Sulla scia di questo clima, gli imprenditori rimasti legati a Libero Futuro cominciano a demotivarsi, mentre a Bagheria l’associazione ha deciso di sciogliersi definitivamente; continua invece LiberJato di Francesco Billeci, vittima di estorsioni e intimidazioni piuttosto violente, tra cui l’omicidio del suo cane, mentre lui rimane impegnato come parte offesa in due processi penali contro gli aguzzini che ha denunciato. «Un quadro molto bizzarro, insomma», osserva Colajanni. Che punta il dito contro il modo in cui le prefetture utilizzano oggi uno strumento come quello delle interdittive. «Il problema è che la legislazione antimafia è una legislazione d’emergenza e misure prefettizie di questo tipo non possono durare trent’anni – dice -. Anche perché basta il sospetto, non ci vogliono le prove per fermare tutto, ed è grave. Così potrebbe trasformarsi in una scorciatoia contro chi non si può perseguire penalmente».

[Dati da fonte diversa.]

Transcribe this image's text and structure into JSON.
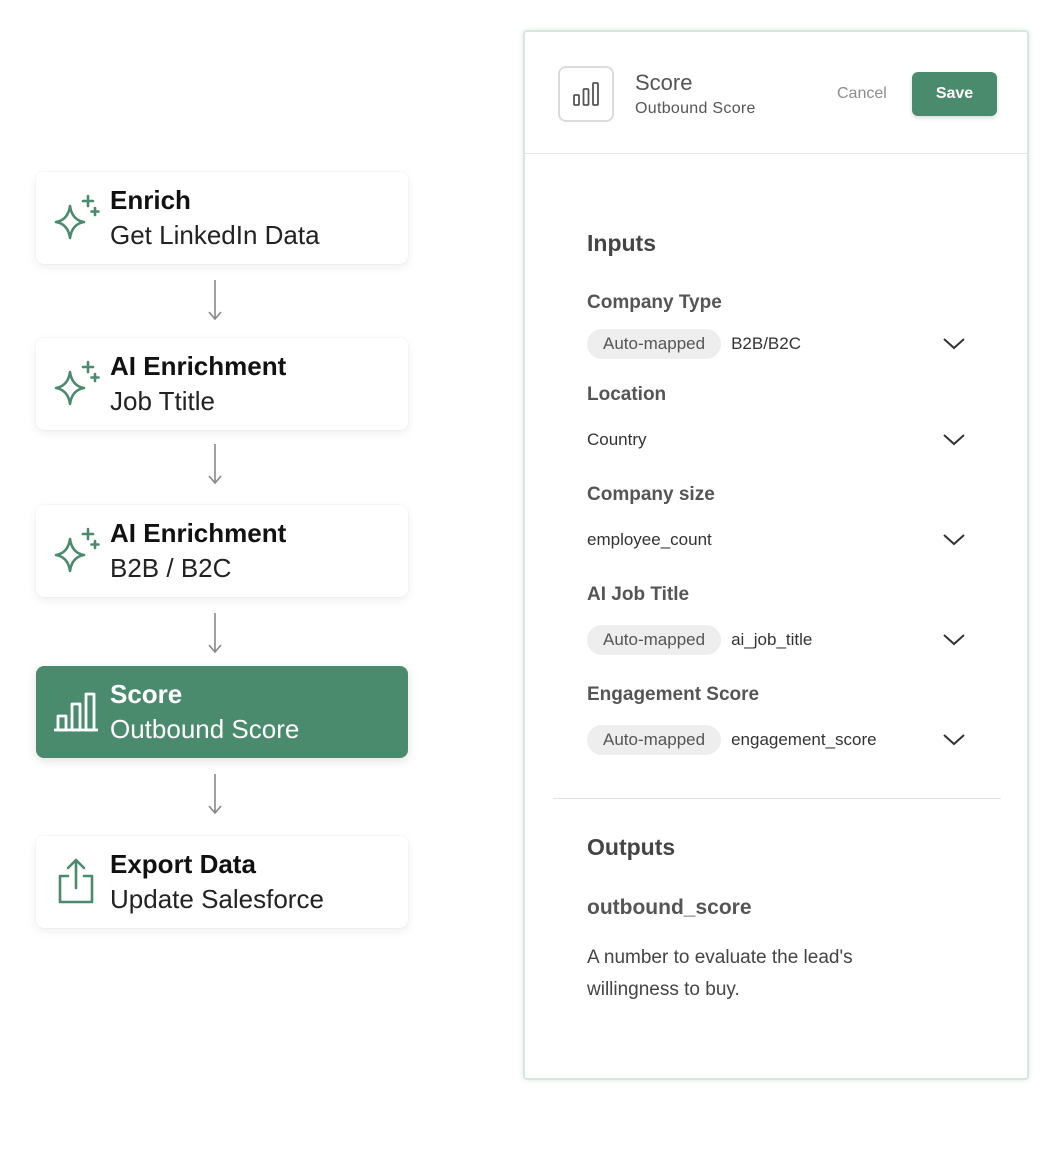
{
  "workflow": {
    "steps": [
      {
        "title": "Enrich",
        "subtitle": "Get LinkedIn Data",
        "icon": "sparkle-icon"
      },
      {
        "title": "AI Enrichment",
        "subtitle": "Job Ttitle",
        "icon": "sparkle-icon"
      },
      {
        "title": "AI Enrichment",
        "subtitle": "B2B / B2C",
        "icon": "sparkle-icon"
      },
      {
        "title": "Score",
        "subtitle": "Outbound Score",
        "icon": "bar-chart-icon",
        "active": true
      },
      {
        "title": "Export Data",
        "subtitle": "Update Salesforce",
        "icon": "upload-icon"
      }
    ]
  },
  "panel": {
    "header": {
      "title": "Score",
      "subtitle": "Outbound Score",
      "cancel_label": "Cancel",
      "save_label": "Save"
    },
    "inputs": {
      "title": "Inputs",
      "fields": [
        {
          "label": "Company Type",
          "chip": "Auto-mapped",
          "value": "B2B/B2C"
        },
        {
          "label": "Location",
          "chip": "",
          "value": "Country"
        },
        {
          "label": "Company size",
          "chip": "",
          "value": "employee_count"
        },
        {
          "label": "AI Job Title",
          "chip": "Auto-mapped",
          "value": "ai_job_title"
        },
        {
          "label": "Engagement Score",
          "chip": "Auto-mapped",
          "value": "engagement_score"
        }
      ]
    },
    "outputs": {
      "title": "Outputs",
      "name": "outbound_score",
      "description": "A number to evaluate the lead's willingness to buy."
    }
  },
  "colors": {
    "accent": "#4a8b6d",
    "chip_bg": "#eeeeee",
    "panel_border": "#d6e8dc"
  }
}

Sullo sfondo restano le accuse, secondo Colajanni pesanti ed eccessive, rivolte all’associazione. «Oggi ci troviamo accusati in maniera infamante di essere coinvolti in interessi paramafiosi, mentre dall’altro lato le cronache raccontano sempre di più di un alto tasso di criminalità nelle istituzioni. Le quattro associazioni buttate al macero, due l’anno scorso e due quest’anno, dovevano essere considerate un bene prezioso, e invece sono finite uccise sulla base di sospetti». Il problema è in sostanza la legge Rognoni-La Torre? «Io sono cresciuto a casa La Torre, mio fratello era un suo collaboratore, quindi non lo penso affatto – specifica Colajanni -. Chi vuole distruggere questa legge, a parte i mafiosi, sono tutti quelli che la usano male, e se crei tanta impopolarità attorno a questo strumento alla fine verrà qualcuno a dirti di toglierlo di mezzo. La nostra battaglia è perché si sequestri meglio e si gestisca tutto meglio». Dalla prefettura, intanto, che è stata contatta più volte per raccogliere un commento sulla vicenda, tutto tace.